5) Jelaskan keterkaitan ekosistem mangrove dan perubahan iklim global!


Jawaban:
Terkait dengan dampak bagi ekosistem mangrove, perubahan iklim seperti peningkatan
suhu, kenaikan permukaan laut (SLR), meningkat intensitas badai dan curah hujan cenderung
memiliki dampak paling parah (Alongi 2008; Ellison 2015; Ransinghe 2016). Hutan mangrove
membutuhkan permukaan laut yang stabil, sejumlah air tawar dan suhu untuk kelangsungan hidup
jangka panjang. Oleh karena itu mereka sangat sensitif terhadap kenaikan permukaan laut saat ini,
curah hujan banjir, badai besar hingga suhu yang tinggi disebabkan oleh pemanasan global dan
perubahan iklim.
Curah hujan bajir yang tinggi mengakibatkan limpasan air tawar tinggi mengakibatkan
tiingkat salinitas pada Kawasan mangrove mengalami perubahan sehingga mempengaruhi
pertumbuhan dan distribusi mangrove. Kenaikan permukaan laut menyebabkan peningkatan
salinitas dan frekuensi/kedalaman genangan mangrove di luar tingkat toleransi mangrove., badai
pesisir dapat mengakibatkan robohnya atau rusaknya mangrove. Juga akan memaksa garis pantai
mundur dan akan mengurangi lahan yang tersedia untuk pemukiman, kegiatan ekonomi seperti
pariwisata, pertanian dan mata pencaharian. Kenaikan permukaan laut juga akan mengintensifkan
erosi pantai, yaitu sudah menjadi masalah utama di banyak daerah pesisir dataran rendah Afrika
Barat (Ellison 2015).
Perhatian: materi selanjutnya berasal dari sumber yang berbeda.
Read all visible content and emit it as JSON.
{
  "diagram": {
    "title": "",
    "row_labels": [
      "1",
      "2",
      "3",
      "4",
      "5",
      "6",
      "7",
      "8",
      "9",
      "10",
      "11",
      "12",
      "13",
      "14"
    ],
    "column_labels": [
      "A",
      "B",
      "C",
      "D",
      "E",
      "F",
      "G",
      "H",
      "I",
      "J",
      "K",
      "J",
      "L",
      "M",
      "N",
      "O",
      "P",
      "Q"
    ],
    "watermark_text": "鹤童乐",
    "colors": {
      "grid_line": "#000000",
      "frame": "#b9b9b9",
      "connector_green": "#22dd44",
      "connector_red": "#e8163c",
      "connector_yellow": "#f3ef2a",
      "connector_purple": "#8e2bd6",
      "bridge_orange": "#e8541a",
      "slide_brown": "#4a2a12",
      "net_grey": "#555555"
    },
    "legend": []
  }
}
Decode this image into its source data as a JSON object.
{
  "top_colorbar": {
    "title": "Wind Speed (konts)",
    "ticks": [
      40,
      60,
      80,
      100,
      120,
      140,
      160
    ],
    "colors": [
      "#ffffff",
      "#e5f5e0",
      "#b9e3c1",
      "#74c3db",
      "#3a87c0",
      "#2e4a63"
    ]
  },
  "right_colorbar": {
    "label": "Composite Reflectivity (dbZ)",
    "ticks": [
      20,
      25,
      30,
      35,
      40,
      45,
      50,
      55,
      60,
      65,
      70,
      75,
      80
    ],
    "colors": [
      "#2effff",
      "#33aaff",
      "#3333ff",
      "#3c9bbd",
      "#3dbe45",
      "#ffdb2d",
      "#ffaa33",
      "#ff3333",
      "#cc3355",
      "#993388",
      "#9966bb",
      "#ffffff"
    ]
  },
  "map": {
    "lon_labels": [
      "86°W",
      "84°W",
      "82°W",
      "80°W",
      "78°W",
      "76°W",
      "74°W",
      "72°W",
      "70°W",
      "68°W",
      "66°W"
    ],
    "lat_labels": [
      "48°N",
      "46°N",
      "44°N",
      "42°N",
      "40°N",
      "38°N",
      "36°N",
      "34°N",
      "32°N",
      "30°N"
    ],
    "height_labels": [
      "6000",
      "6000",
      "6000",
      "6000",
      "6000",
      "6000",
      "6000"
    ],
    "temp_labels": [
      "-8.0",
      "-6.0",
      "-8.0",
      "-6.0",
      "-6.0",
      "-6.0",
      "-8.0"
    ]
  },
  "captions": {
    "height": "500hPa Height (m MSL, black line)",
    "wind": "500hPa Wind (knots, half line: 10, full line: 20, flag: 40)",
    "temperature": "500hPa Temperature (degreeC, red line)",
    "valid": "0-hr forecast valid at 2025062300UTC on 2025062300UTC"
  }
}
Kenaikan permukaan laut juga akan meningkatkan risiko pesisir banjir,
terutama dalam kombinasi dengan pasang surut yang lebih kuat, badai dan curah hujan.
Namun, terkait dengan manfaat bagi perubahan iklim yang diberikan oleh ekosistem
mangrove. Ekosistem mangrove mampu menjadi tempat penyimpanan karbon dari atmosfer.
Secara alamiah, ekosistem pesisir menyerap karbon dari atmosfer dan lautan lalu menyimpannya.
Karbon yang tersimpan dalam eksosistem pesisir dikenal sebagai blue carbon.
Sekitar 50-99 persen karbon yang diserap oleh ekosistem pantai disimpan dalam tanah di
kedalaman 6 meter di bawah permukaan tanah. Karbon yang tersimpan ini dapat tersimpan sampai
ribuan tahun. Karena potensi yang besar inilah ekosistem pesisir bisa berperan banyak sebagai
solusi adaptasi dan mitigas dampak perubahan iklim.